The pig has been dead for an hour. But with a new device that pumps a special fluid through the sow’s body, the function of her vital organs is restored. The damage that occurs due to the lack of oxygen is thus reversed.
Researchers at the Yale School of Medicine in the US reveal an unexpected ability of vital organs to recover from a long period without oxygen without being cooled. The technique could make more organs available for transplants. The research appeared this Wednesday in Nature.
As soon as blood flow stops in a human or other mammal, processes begin in the body that quickly lead to cell death and organ damage. The removal of organs for transplantation therefore has to be done quickly, and that is often not possible. The waiting lists for transplants are long. Scientists are therefore looking for ways to make more organs available.
Individual organs, such as the heart, kidneys, lungs and the liver, for example, can be kept alive outside the body for a while and even improved.
Device with artificial blood
Three years ago, the same researchers released BrainEx, an artificial blood device that could restore the activity of some cells in pig brains that were plugged in four hours after slaughter. Now they have converted that system in such a way that they can regenerate a complete pig body with it: OrganEx.

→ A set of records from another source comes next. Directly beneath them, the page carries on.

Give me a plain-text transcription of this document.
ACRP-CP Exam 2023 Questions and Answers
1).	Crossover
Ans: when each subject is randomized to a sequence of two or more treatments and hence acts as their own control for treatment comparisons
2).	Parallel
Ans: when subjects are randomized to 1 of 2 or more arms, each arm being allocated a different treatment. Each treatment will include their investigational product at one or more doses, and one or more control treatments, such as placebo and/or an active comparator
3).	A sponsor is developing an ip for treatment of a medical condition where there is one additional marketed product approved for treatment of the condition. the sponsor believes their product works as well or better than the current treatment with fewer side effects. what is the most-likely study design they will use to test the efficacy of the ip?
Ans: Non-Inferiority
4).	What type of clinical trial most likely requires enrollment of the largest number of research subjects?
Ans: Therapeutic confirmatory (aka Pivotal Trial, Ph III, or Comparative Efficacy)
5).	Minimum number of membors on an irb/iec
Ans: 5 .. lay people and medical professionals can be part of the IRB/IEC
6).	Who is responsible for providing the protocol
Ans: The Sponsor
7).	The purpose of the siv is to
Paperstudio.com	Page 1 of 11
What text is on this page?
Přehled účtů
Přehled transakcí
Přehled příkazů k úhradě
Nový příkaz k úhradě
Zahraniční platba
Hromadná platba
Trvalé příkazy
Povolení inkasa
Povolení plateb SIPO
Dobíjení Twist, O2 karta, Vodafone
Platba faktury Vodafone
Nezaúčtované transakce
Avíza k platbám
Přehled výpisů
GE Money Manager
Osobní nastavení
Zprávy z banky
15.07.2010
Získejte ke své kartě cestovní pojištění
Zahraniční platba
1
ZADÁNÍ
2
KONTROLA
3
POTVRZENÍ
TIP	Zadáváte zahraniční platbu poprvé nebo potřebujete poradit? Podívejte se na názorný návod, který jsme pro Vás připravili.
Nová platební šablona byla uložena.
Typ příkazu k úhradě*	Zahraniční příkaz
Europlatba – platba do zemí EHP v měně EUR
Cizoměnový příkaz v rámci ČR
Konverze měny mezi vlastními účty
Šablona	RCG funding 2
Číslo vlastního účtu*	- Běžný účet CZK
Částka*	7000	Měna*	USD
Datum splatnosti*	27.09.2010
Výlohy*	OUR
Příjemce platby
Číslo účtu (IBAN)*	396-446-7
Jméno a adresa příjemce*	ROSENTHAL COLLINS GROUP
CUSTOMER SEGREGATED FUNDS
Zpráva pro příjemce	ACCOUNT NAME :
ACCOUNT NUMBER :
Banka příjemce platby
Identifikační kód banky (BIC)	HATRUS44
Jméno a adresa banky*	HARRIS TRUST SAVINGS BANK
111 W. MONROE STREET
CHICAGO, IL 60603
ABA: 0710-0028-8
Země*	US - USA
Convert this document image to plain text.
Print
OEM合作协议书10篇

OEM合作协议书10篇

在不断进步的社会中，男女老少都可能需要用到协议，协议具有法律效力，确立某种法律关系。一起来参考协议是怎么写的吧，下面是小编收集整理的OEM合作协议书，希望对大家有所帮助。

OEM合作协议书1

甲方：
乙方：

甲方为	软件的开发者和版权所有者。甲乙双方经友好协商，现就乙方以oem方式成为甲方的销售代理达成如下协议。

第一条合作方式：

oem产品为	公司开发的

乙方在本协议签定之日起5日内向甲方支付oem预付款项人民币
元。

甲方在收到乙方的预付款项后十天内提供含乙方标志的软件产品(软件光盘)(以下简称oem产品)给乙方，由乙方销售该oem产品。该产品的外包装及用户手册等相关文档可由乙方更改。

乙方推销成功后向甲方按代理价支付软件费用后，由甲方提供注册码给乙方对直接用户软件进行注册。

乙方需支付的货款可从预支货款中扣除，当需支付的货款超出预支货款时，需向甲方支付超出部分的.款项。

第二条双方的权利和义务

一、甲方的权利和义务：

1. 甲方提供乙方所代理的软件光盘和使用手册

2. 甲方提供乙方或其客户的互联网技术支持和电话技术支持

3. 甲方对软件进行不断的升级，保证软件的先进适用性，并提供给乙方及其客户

Also read: Brain cells in dead pig brain reactivated
The researchers put a pig under anesthesia and then stopped the heart. Then they let the animal lie for an hour, unrefrigerated. They then connected their device to the circulatory system through a vein and artery in the groin. The system consists of pumps, sensors, reservoirs and filters that are connected to each other via hoses. The fluid pumped through the dead pig’s blood vessels contained Hemopure, a synthetic form of the oxygen-binding protein hemoglobin found in real blood, as well as tissue protectants, antibiotics and anticoagulants.
The Americans compared their system to an existing machine for keeping bodies alive: a heart-lung machine. With this, blood is pumped out of the body, stripped of carbon dioxide and supplied with oxygen, and pumped back again. This machine is used when a patient’s heart or lungs temporarily malfunction, for example during a heart transplant or severe pneumonia. Organs and tissues then remain intact as much as possible.
The researchers show that after six hours of running their OrganEx manages the flow of artificial blood in organs better than the heart-lung machine, and that the treatment improves the cell structure of all kinds of tissues and organs, including the heart, lungs, kidneys. , and even in the brain. There was no measurable general electrical activity in the brain, which is not sufficient for normal brain function such as consciousness. In the kidneys, liver and heart of the pigs, the treatment activates the production of specific substances and enzymes that are necessary for the repair of damage in cells and in the repair of organs.
Damaged beyond repair
Robert Porte, professor of surgery at the University Medical Center Groningen and transplant expert, praises the study. “Half of the organs for transplantation in the Netherlands come from donors who are brain dead – their brains no longer have electrical activity, but thanks to a ventilator their heart continues to beat until the moment of removal. The other half comes from donors whose brains are so irreparably damaged that further treatment is pointless. After stopping the ventilator, their heart will stop on its own. It can take up to 30 minutes after death before the organs can be cooled on ice, all this time there is oxygen deficiency in the warm state.”
In the Netherlands and seven other European countries, such a deceased person has been placed on a heart-lung machine for a few years now, so that the organs are damaged as little as possible. “We can improve that treatment with these new insights.”
Parts of the technology, for example the liquid with Hemopure, could one day also be used by doctors to better save people after a stroke or cardiac arrest, says Porte. “It may therefore also be that fewer donors become available as a result of these improvements.”